Iryna Dmytrenko, the resident organizer in the basement when the Monitor visited a year ago, spoke at the time of tired apathy, after so many months living underground. “We ask, ‘How long can you hide, and sit here and be afraid?’” she said then, noting that feeling was coming “more and more often.”

“Will there ever be an end to this?”

Today Ms. Dmytrenko and her family have moved back into a neighbor’s apartment in the building above, because her apartment was burned out. She now has a job with the city, and is grateful for utilities and even a train service.

“But the front line is very close, so we can’t expect changes,” she says. “People overall are mentally exhausted. ... It can’t go on without end.”

A Ukrainian gunner fires a British-made L119 howitzer at Russian positions, on one front near Lyman, Ukraine, Feb. 18, 2024.
Scott Peterson/Getty Images/The Christian Science Monitor

And for those still underground, there is even more uncertainty.

“Who knows? The war sounds even closer now,” says white-haired Marya Dmytrenko, as she lights a small stove in the musty, cramped basement. The roof over her fifth-floor apartment still leaks rainwater, which short-circuited electrical repairs. Now she and the others wait in the basement until the war is further away – whenever that will be.

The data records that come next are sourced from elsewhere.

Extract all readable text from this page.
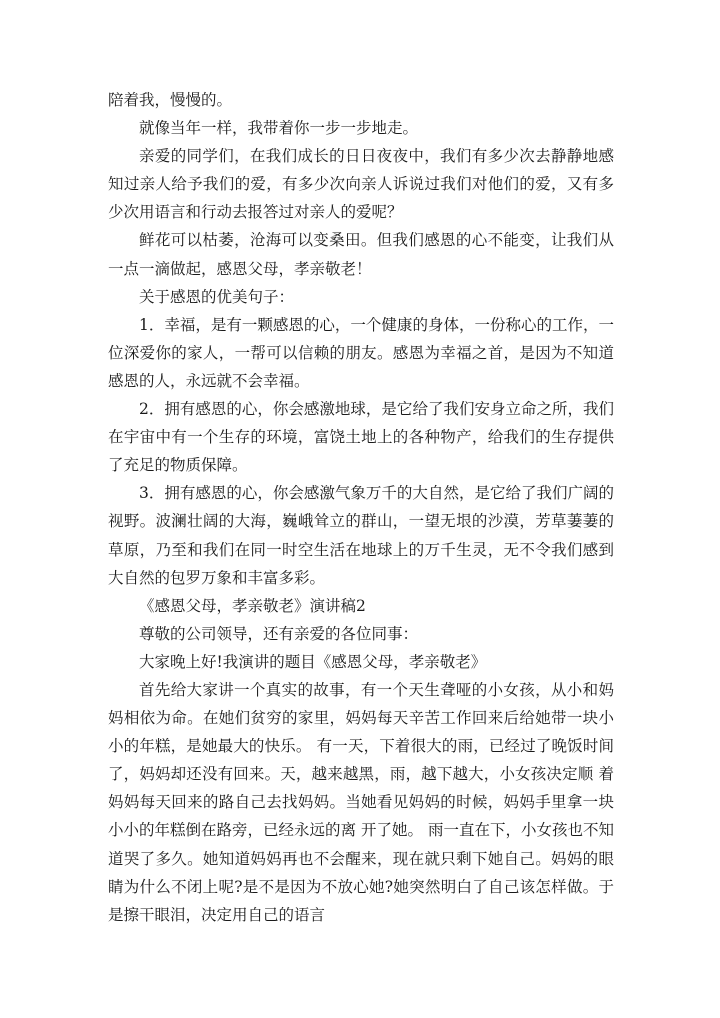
陪着我，慢慢的。

就像当年一样，我带着你一步一步地走。

亲爱的同学们，在我们成长的日日夜夜中，我们有多少次去静静地感知过亲人给予我们的爱，有多少次向亲人诉说过我们对他们的爱，又有多少次用语言和行动去报答过对亲人的爱呢？

鲜花可以枯萎，沧海可以变桑田。但我们感恩的心不能变，让我们从一点一滴做起，感恩父母，孝亲敬老！

关于感恩的优美句子：

1．幸福，是有一颗感恩的心，一个健康的身体，一份称心的工作，一位深爱你的家人，一帮可以信赖的朋友。感恩为幸福之首，是因为不知道感恩的人，永远就不会幸福。

2．拥有感恩的心，你会感激地球，是它给了我们安身立命之所，我们在宇宙中有一个生存的环境，富饶土地上的各种物产，给我们的生存提供了充足的物质保障。

3．拥有感恩的心，你会感激气象万千的大自然，是它给了我们广阔的视野。波澜壮阔的大海，巍峨耸立的群山，一望无垠的沙漠，芳草萋萋的草原，乃至和我们在同一时空生活在地球上的万千生灵，无不令我们感到大自然的包罗万象和丰富多彩。

《感恩父母，孝亲敬老》演讲稿2

尊敬的公司领导，还有亲爱的各位同事：

大家晚上好!我演讲的题目《感恩父母，孝亲敬老》

首先给大家讲一个真实的故事，有一个天生聋哑的小女孩，从小和妈妈相依为命。在她们贫穷的家里，妈妈每天辛苦工作回来后给她带一块小小的年糕，是她最大的快乐。 有一天，下着很大的雨，已经过了晚饭时间了，妈妈却还没有回来。天，越来越黑，雨，越下越大，小女孩决定顺 着妈妈每天回来的路自己去找妈妈。当她看见妈妈的时候，妈妈手里拿一块小小的年糕倒在路旁，已经永远的离 开了她。 雨一直在下，小女孩也不知道哭了多久。她知道妈妈再也不会醒来，现在就只剩下她自己。妈妈的眼睛为什么不闭上呢?是不是因为不放心她?她突然明白了自己该怎样做。于是擦干眼泪，决定用自己的语言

Her husband, Volodymyr Dmytrenko, spends his days sitting in the same chair that he was in a year ago, playing with a new small dog. “I want to go home,” he says.

“It would be good to be able to walk out on the street, and go anywhere you want,” says Ms. Dmytrenko. “When you go out, it’s either sirens or something flying over your head – it’s just scary outside.”

She then addresses an American visitor, who has been to this Lyman basement before.

“You know better; you go everywhere,” she says. “Will there ever be an end to this?”

Oleksandr Naselenko supported reporting for this story.